I would like to think I was a more kindly soul, but the fact is that after all these 'Buddhist' years, I am not. I can only swallow so much of correct and approved beliefs before I resort to a sometimes enraged loneliness. Those who can't don't bother me. Those who won't and yet insist on being highly regarded in a world of conforming tapioca turn me into a candidate for a charge of Murder One.

Loneliness is no joke. I get it. But my patience only extends so far. And then ... and then ... "will you please stop fucking around?!!!!"

Naturally, I am not a fool....

He said, foolishly but without regret.


  1. I heard about the buddhist monk, who after spending years in a Chinese prison, said his greatest fear was that he'd lose his compassion. I wonder what that might be like, because i'm pretty sure i'd harbor other more pressing fears. And i wonder how honest his answer was. It was the answer of a good buddhist, not a guy in prison. But we like our self portraits to be ennobling.

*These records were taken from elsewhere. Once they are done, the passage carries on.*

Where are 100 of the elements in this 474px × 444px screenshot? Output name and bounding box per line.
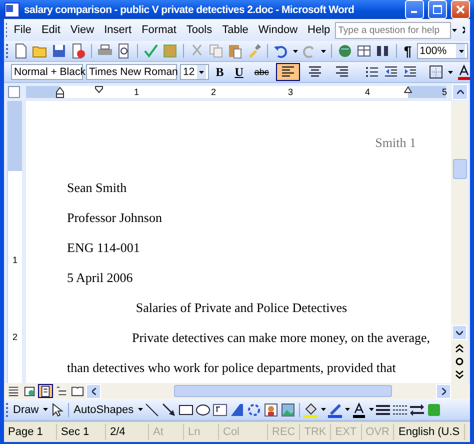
caret-icon[interactable]	[292, 50, 298, 52]
document-page[interactable]	[26, 101, 451, 383]
arrow-icon[interactable]	[160, 402, 177, 418]
status-bar-field: At	[149, 424, 184, 440]
font-color-icon[interactable]	[456, 64, 472, 80]
scroll-left-button[interactable]	[86, 384, 101, 398]
menu-item[interactable]: Help	[302, 22, 336, 38]
left-indent-marker[interactable]	[56, 86, 64, 98]
document-text-line: ENG 114-001	[67, 239, 140, 257]
scroll-right-button[interactable]	[436, 384, 451, 398]
right-indent-marker[interactable]	[404, 86, 412, 93]
diagram-icon[interactable]	[246, 402, 262, 418]
scrollbar-thumb[interactable]	[452, 159, 466, 179]
ruler-number: 1	[12, 255, 18, 265]
menu-item[interactable]: Format	[136, 22, 182, 38]
caret-icon[interactable]	[452, 28, 458, 32]
ruler-number: 3	[288, 86, 293, 98]
next-page-icon[interactable]	[455, 370, 464, 379]
caret-icon[interactable]	[344, 408, 350, 411]
caret-icon[interactable]	[320, 50, 326, 52]
status-bar-field: TRK	[300, 424, 332, 440]
status-bar-field: English (U.S	[394, 424, 465, 440]
undo-icon[interactable]	[272, 43, 289, 59]
ruler-number: 1	[134, 86, 139, 98]
arrow-style-icon[interactable]	[408, 402, 425, 418]
document-text-line: Private detectives can make more money, on the average,	[132, 329, 430, 347]
scrollbar-thumb[interactable]	[174, 385, 392, 397]
font-size-dropdown[interactable]: 12	[180, 64, 209, 80]
dropdown-arrow-icon[interactable]	[458, 50, 464, 52]
maximize-icon[interactable]	[433, 5, 442, 14]
menu-item[interactable]: File	[8, 22, 36, 38]
scroll-up-button[interactable]	[452, 84, 468, 100]
line-icon[interactable]	[144, 402, 160, 418]
close-icon[interactable]	[462, 26, 465, 34]
bullet-list-icon[interactable]	[364, 64, 380, 80]
chevron-up-icon[interactable]	[456, 90, 464, 94]
menu-item[interactable]: Table	[217, 22, 254, 38]
status-bar-field: Col	[219, 424, 268, 440]
text-box-icon[interactable]	[212, 402, 228, 418]
tab-selector[interactable]	[8, 86, 20, 98]
chevron-right-icon[interactable]	[442, 388, 446, 394]
oval-icon[interactable]	[194, 402, 211, 418]
show-formatting-button[interactable]: ¶	[402, 43, 414, 59]
align-left-button[interactable]	[276, 63, 300, 81]
maximize-button[interactable]	[428, 0, 447, 19]
caret-icon[interactable]	[42, 408, 48, 411]
menu-item[interactable]: Tools	[181, 22, 218, 38]
caret-icon[interactable]	[448, 70, 453, 74]
document-text-line: 5 April 2006	[67, 269, 133, 287]
menu-item[interactable]: Insert	[99, 22, 137, 38]
border-icon[interactable]	[428, 64, 444, 80]
minimize-button[interactable]	[405, 0, 424, 19]
autoshapes-menu-button[interactable]: AutoShapes	[72, 404, 136, 416]
status-bar-field: Sec 1	[57, 424, 106, 440]
strikethrough-button[interactable]: abc	[250, 63, 273, 81]
new-document-icon[interactable]	[12, 43, 29, 59]
first-line-indent-marker[interactable]	[95, 86, 103, 93]
ruler-number: 2	[210, 86, 216, 98]
style-dropdown[interactable]: Normal + Black	[11, 64, 83, 80]
document-text-line: Salaries of Private and Police Detectives	[136, 299, 348, 317]
picture-icon[interactable]	[280, 402, 296, 418]
save-icon[interactable]	[50, 43, 67, 59]
menu-item[interactable]: View	[65, 22, 100, 38]
document-text-line: Sean Smith	[67, 179, 127, 197]
vertical-ruler[interactable]: 1 2	[7, 101, 22, 383]
chevron-left-icon[interactable]	[92, 388, 96, 394]
caret-icon[interactable]	[368, 408, 374, 411]
underline-button[interactable]: U	[230, 63, 248, 81]
chevron-down-icon[interactable]	[456, 330, 463, 334]
previous-page-icon[interactable]	[455, 344, 464, 353]
paste-icon[interactable]	[226, 43, 243, 59]
browse-object-icon[interactable]	[455, 357, 464, 366]
clip-art-icon[interactable]	[262, 402, 279, 418]
zoom-dropdown[interactable]: 100%	[416, 43, 468, 59]
help-search-field[interactable]: Type a question for help	[335, 22, 452, 38]
document-text-line: Professor Johnson	[67, 209, 162, 227]
status-bar-field: REC	[268, 424, 300, 440]
dropdown-arrow-icon[interactable]	[199, 70, 204, 74]
status-bar-field: Ln	[184, 424, 219, 440]
draw-menu-button[interactable]: Draw	[11, 404, 41, 416]
caret-icon[interactable]	[320, 408, 326, 411]
scroll-down-button[interactable]	[452, 325, 467, 340]
font-color-icon[interactable]	[350, 402, 367, 418]
font-dropdown[interactable]: Times New Roman	[86, 64, 177, 80]
columns-icon[interactable]	[374, 43, 391, 59]
word-document-icon	[4, 2, 20, 18]
globe-icon[interactable]	[336, 43, 353, 59]
caret-icon[interactable]	[138, 408, 143, 411]
status-bar-field: 2/4	[106, 424, 149, 440]
close-button[interactable]	[451, 0, 470, 19]
line-color-icon[interactable]	[326, 402, 343, 418]
menu-item[interactable]: Edit	[36, 22, 66, 38]
bold-button[interactable]: B	[212, 63, 228, 81]
fill-color-icon[interactable]	[302, 402, 319, 418]
menu-item[interactable]: Window	[253, 22, 303, 38]
spelling-check-icon[interactable]	[142, 43, 159, 59]
table-icon[interactable]	[356, 43, 372, 59]
ruler-number: 4	[364, 86, 370, 98]
ruler-number: 2	[12, 332, 18, 342]
horizontal-ruler[interactable]: 1 2 3 4 5	[26, 86, 446, 98]
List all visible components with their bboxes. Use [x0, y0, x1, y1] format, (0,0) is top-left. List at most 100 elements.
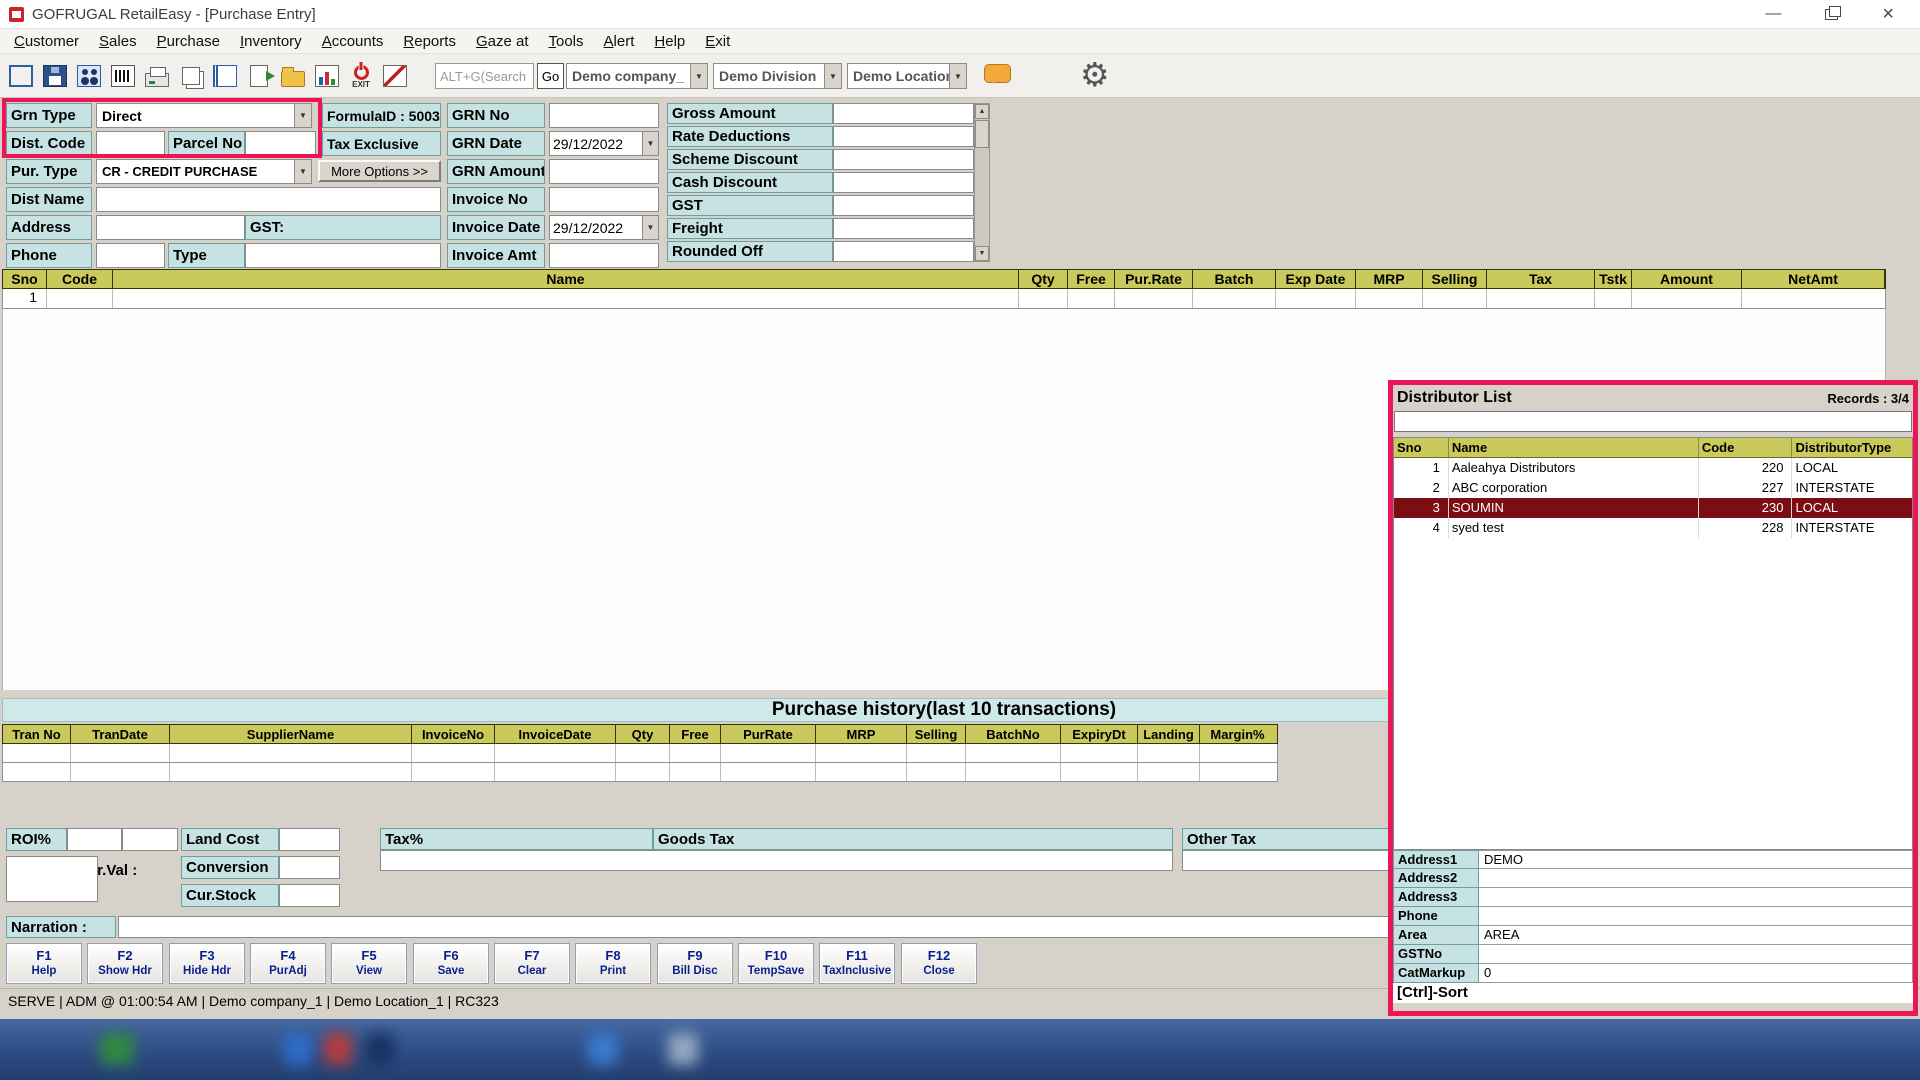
speech-bubble-icon[interactable]: [984, 64, 1011, 83]
taskbar-icon[interactable]: [588, 1033, 618, 1065]
fkey-f12[interactable]: F12Close: [901, 943, 977, 984]
dist-code-input[interactable]: [96, 131, 165, 156]
item-cell[interactable]: [1019, 289, 1068, 308]
save-icon[interactable]: [40, 57, 70, 95]
pur-val-box[interactable]: [6, 856, 98, 902]
phone-input[interactable]: [96, 243, 165, 268]
dist-cell-type[interactable]: INTERSTATE: [1792, 478, 1912, 498]
global-search-input[interactable]: [435, 63, 534, 89]
distributor-search-input[interactable]: [1394, 411, 1912, 432]
land-cost-input[interactable]: [279, 828, 340, 851]
item-cell[interactable]: [113, 289, 1019, 308]
item-cell[interactable]: [1193, 289, 1276, 308]
item-cell[interactable]: [1115, 289, 1193, 308]
item-cell[interactable]: [1595, 289, 1632, 308]
item-cell[interactable]: [1356, 289, 1423, 308]
taskbar-icon[interactable]: [100, 1033, 134, 1065]
fkey-f3[interactable]: F3Hide Hdr: [169, 943, 245, 984]
division-select[interactable]: Demo Division: [713, 63, 842, 89]
roi-input-1[interactable]: [67, 828, 122, 851]
scroll-up-icon[interactable]: ▲: [975, 104, 989, 119]
item-row-sno[interactable]: 1: [3, 289, 47, 308]
scroll-thumb[interactable]: [975, 120, 989, 148]
invoice-no-input[interactable]: [549, 187, 659, 212]
more-options-button[interactable]: More Options >>: [318, 160, 441, 182]
menu-accounts[interactable]: Accounts: [312, 31, 394, 52]
address-input[interactable]: [96, 215, 245, 240]
item-cell[interactable]: [1742, 289, 1885, 308]
taskbar-icon[interactable]: [668, 1033, 698, 1065]
dist-cell-type[interactable]: LOCAL: [1792, 498, 1912, 518]
invoice-amt-input[interactable]: [549, 243, 659, 268]
menu-gaze-at[interactable]: Gaze at: [466, 31, 539, 52]
freight-value[interactable]: [833, 218, 974, 239]
chart-icon[interactable]: [312, 57, 342, 95]
fkey-f7[interactable]: F7Clear: [494, 943, 570, 984]
amounts-scrollbar[interactable]: ▲ ▼: [974, 103, 990, 262]
menu-inventory[interactable]: Inventory: [230, 31, 312, 52]
conversion-input[interactable]: [279, 856, 340, 879]
fkey-f2[interactable]: F2Show Hdr: [87, 943, 163, 984]
dist-cell-sno[interactable]: 3: [1394, 498, 1449, 518]
cur-stock-input[interactable]: [279, 884, 340, 907]
taskbar-icon[interactable]: [366, 1033, 394, 1065]
maximize-icon[interactable]: [1825, 9, 1838, 20]
menu-tools[interactable]: Tools: [539, 31, 594, 52]
fkey-f5[interactable]: F5View: [331, 943, 407, 984]
menu-alert[interactable]: Alert: [594, 31, 645, 52]
menu-help[interactable]: Help: [644, 31, 695, 52]
dist-cell-sno[interactable]: 2: [1394, 478, 1449, 498]
taskbar-icon[interactable]: [284, 1033, 312, 1065]
taskbar-icon[interactable]: [324, 1033, 352, 1065]
folder-icon[interactable]: [278, 57, 308, 95]
rounded-off-value[interactable]: [833, 241, 974, 262]
roi-input-2[interactable]: [122, 828, 178, 851]
dist-cell-name[interactable]: ABC corporation: [1449, 478, 1699, 498]
item-cell[interactable]: [47, 289, 113, 308]
item-cell[interactable]: [1423, 289, 1487, 308]
chevron-down-icon[interactable]: [294, 160, 311, 183]
go-button[interactable]: Go: [537, 63, 564, 89]
distributor-row[interactable]: 1 Aaleahya Distributors 220 LOCAL: [1394, 458, 1912, 478]
exit-icon[interactable]: EXIT: [346, 57, 376, 95]
users-icon[interactable]: [74, 57, 104, 95]
item-cell[interactable]: [1487, 289, 1595, 308]
cash-discount-value[interactable]: [833, 172, 974, 193]
fkey-f11[interactable]: F11TaxInclusive: [819, 943, 895, 984]
fkey-f9[interactable]: F9Bill Disc: [657, 943, 733, 984]
company-select[interactable]: Demo company_: [566, 63, 708, 89]
menu-reports[interactable]: Reports: [393, 31, 466, 52]
dist-cell-code[interactable]: 230: [1699, 498, 1793, 518]
item-cell[interactable]: [1068, 289, 1115, 308]
chevron-down-icon[interactable]: [642, 216, 658, 239]
distributor-row[interactable]: 4 syed test 228 INTERSTATE: [1394, 518, 1912, 538]
menu-sales[interactable]: Sales: [89, 31, 147, 52]
menu-exit[interactable]: Exit: [695, 31, 740, 52]
export-icon[interactable]: [244, 57, 274, 95]
notebook-icon[interactable]: [210, 57, 240, 95]
fkey-f10[interactable]: F10TempSave: [738, 943, 814, 984]
dist-cell-sno[interactable]: 1: [1394, 458, 1449, 478]
gst-amount-value[interactable]: [833, 195, 974, 216]
fkey-f8[interactable]: F8Print: [575, 943, 651, 984]
printer-icon[interactable]: [142, 57, 172, 95]
gross-amount-value[interactable]: [833, 103, 974, 124]
grn-amount-input[interactable]: [549, 159, 659, 184]
dist-cell-name[interactable]: syed test: [1449, 518, 1699, 538]
fkey-f6[interactable]: F6Save: [413, 943, 489, 984]
type-input[interactable]: [245, 243, 441, 268]
dist-cell-code[interactable]: 227: [1699, 478, 1793, 498]
item-cell[interactable]: [1632, 289, 1742, 308]
dist-cell-sno[interactable]: 4: [1394, 518, 1449, 538]
dist-cell-code[interactable]: 228: [1699, 518, 1793, 538]
pur-type-select[interactable]: CR - CREDIT PURCHASE: [96, 159, 312, 184]
close-button[interactable]: ×: [1882, 3, 1894, 26]
copy-icon[interactable]: [176, 57, 206, 95]
barcode-icon[interactable]: [108, 57, 138, 95]
dist-cell-code[interactable]: 220: [1699, 458, 1793, 478]
chevron-down-icon[interactable]: [824, 64, 841, 88]
rate-deductions-value[interactable]: [833, 126, 974, 147]
chevron-down-icon[interactable]: [949, 64, 966, 88]
report-chart-icon[interactable]: [380, 57, 410, 95]
dist-cell-name[interactable]: Aaleahya Distributors: [1449, 458, 1699, 478]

  2. I believe he gave that answer to the Dalai Lama who had asked him what was the hardest part of being imprisoned by the Chinese.

  3. Speaking of foolishness, I have always liked Thannisaro Bhikkhu's take on it, having been very very foolish in my life:

    "As the Buddha once said, when you recognize your foolishness, you are to that extent wise. This may sound obvious, but when you think about it, you see that it teaches you some important things about wisdom. In fact, the realization that you've been foolish contains within itself many of the basic principles of the Dhamma. To begin with, this kind of realization usually comes to you when you see you've made a mistake you could have avoided. In recognizing that much, you recognize that your actions do make a difference: Some actions are more skillful than others. In recognizing that the mistake came from your foolishness, you recognize the principle that your ideas and intentions played a role in your actions, and that you could have operated under other ideas and intentions. You could have been wiser — the mistake wasn't preordained — and you've got something to learn. That right there is the beginning of wisdom."